Something about Kate Winslet’s face, all that food preparation and the sedate pace of HBO’s mini-series made you almost forget: this is meant to be film noir. It all comes bubbling to the fore in the fifth (and
final part) and we’re reminded that author
James M Cain
also penned
Double Indemnity and
The Postman Always Rings Twice. After last week’s anaemic instalment, we are firmly back in the world of seedy deals, murky motivations and the creeping darkness of the human soul. Yup, it’s not all cupcakes and chicken lunches at Mildred’s.
As if she wasn’t forewarned enough, Mildred is told again at the outset that daughter Veda is "snake, is bitch" by her thickly Italian accented music impresario. By now Veda has left home and her singing career, as a coloratura soprano, is really taking off. She is still estranged from Mildred but that is about to change.
Meanwhile, a chance encounter sees Mildred stumble over her old beau Monte Barragan (Guy Pierce) and shortly after giving her a real estate tour of Pasadena, she quickly finds find herself on the receiving end of an oral pleasuring. By now we get the fact that director Todd Haynes is presenting the sex as frank and natural. What’s lacking is chemistry. Despite several rude couplings (‘it’s not television, its HBO’) the two of them have never really sparked, giving you the impression something is not quite right there; who is using who?
Either way Mildred’s satisfaction leads to a marriage proposal and she agrees to buy Monte’s Pasadena mansion, leading to financial strains and ultimately, a properly twisted ending.
As we’ve said all along, it all hinges around Darth Veda but unlike earlier in the story, the final round gives Veda’s action a real sting. Monte is instrumental in bringing Veda back into the maternal bosom to celebrate their wedding. After which Mildred gets all dewy-eyed again about her daughter; losing focus on her own business to follow and help support Veda’s now burgeoning operatic career. Big mistake.
The two strands that tie all this together, money and love, prove Mildred’s undoing. Her Laguna beach business starts to do badly and she gets threatened by her investors, who ask her why she has supported Veda’s development all this time and now doesn’t get any payback when the 20 year old’s career is bringing in the big bucks? It is a good question.
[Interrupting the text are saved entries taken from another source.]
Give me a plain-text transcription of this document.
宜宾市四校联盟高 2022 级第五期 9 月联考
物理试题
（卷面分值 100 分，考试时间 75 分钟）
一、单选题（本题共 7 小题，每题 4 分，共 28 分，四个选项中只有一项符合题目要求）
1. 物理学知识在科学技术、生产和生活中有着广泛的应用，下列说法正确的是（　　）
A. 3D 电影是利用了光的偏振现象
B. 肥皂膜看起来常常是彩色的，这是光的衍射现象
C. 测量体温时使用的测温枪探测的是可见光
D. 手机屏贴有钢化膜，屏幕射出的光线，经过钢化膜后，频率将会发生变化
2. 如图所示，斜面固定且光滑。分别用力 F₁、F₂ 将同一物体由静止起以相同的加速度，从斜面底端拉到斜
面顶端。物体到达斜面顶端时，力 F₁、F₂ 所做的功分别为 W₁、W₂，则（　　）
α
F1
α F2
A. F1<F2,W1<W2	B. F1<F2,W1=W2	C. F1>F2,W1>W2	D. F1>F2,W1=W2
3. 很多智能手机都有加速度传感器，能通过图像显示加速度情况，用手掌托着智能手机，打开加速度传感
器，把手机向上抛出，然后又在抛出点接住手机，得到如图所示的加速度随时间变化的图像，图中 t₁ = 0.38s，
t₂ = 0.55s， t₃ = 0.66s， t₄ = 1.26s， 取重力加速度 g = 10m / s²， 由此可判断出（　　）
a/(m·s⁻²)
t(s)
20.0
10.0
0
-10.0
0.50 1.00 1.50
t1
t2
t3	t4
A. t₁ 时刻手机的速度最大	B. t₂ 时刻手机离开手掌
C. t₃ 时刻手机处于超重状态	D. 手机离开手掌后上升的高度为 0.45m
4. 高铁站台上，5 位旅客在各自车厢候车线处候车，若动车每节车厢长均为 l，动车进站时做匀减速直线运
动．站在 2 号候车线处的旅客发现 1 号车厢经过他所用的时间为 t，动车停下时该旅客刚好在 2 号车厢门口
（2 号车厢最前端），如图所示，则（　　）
Before you can say ‘double cross’ the bombshell is dropped. Mildred returns home to the mansion to find Monte in bed with………… young Veda. We knew Monte was flaky and we also knew Veda adored him from when she was very young. The level of cruelty and the explanation Monte gives doesn’t seem to ring quite true. Nevertheless Evan Rachel Wood is given a nude scene; she gets out of bed and moves to the dresser, in full terrible defiance of her mother. It’s not surprising then that Mildred explodes with anger and ends up throttling her daughter nearly to death.
In a way this sequence of events seems to sum up the heart of Mildred Pierce – especially the casting of Kate Winslet. She doesn’t have a cruel face. In a way, she doesn’t have a face for film noir; she is not a double crosser or a femme fatale. So through all of this, you see Winslet’s care and maternal love for the daughter shine through and her decency too. And this is torn to pieces by the duplicitous Veda and her lover.
It’s payback then for Mildred – and for the audience – when she finally breaks her maternal devotion and agrees with first-husband Bert to say of Veda: "To hell with her".
There has been plenty to enjoy in this mini-series: from
Carter Burwell's music to a supporting cast that includes Oscar winner Melissa Leo as Mildred’s friend Lucy and Brian O’Byrne as the, ultimately, decent Bert. Plus nice snippets of 1930s dialogue: "Let’s get stinko!".
What is lacking is due to the stately pace of the five part mini-series. It really feels like a twisty, turny 140 minute movie stretched out over five hours. For that reason, you lose some of the zip and sassiness of a true film noir thriller. Of course you still get Kate Winslet’s stately performance and a classy show all round, if not quite a classic.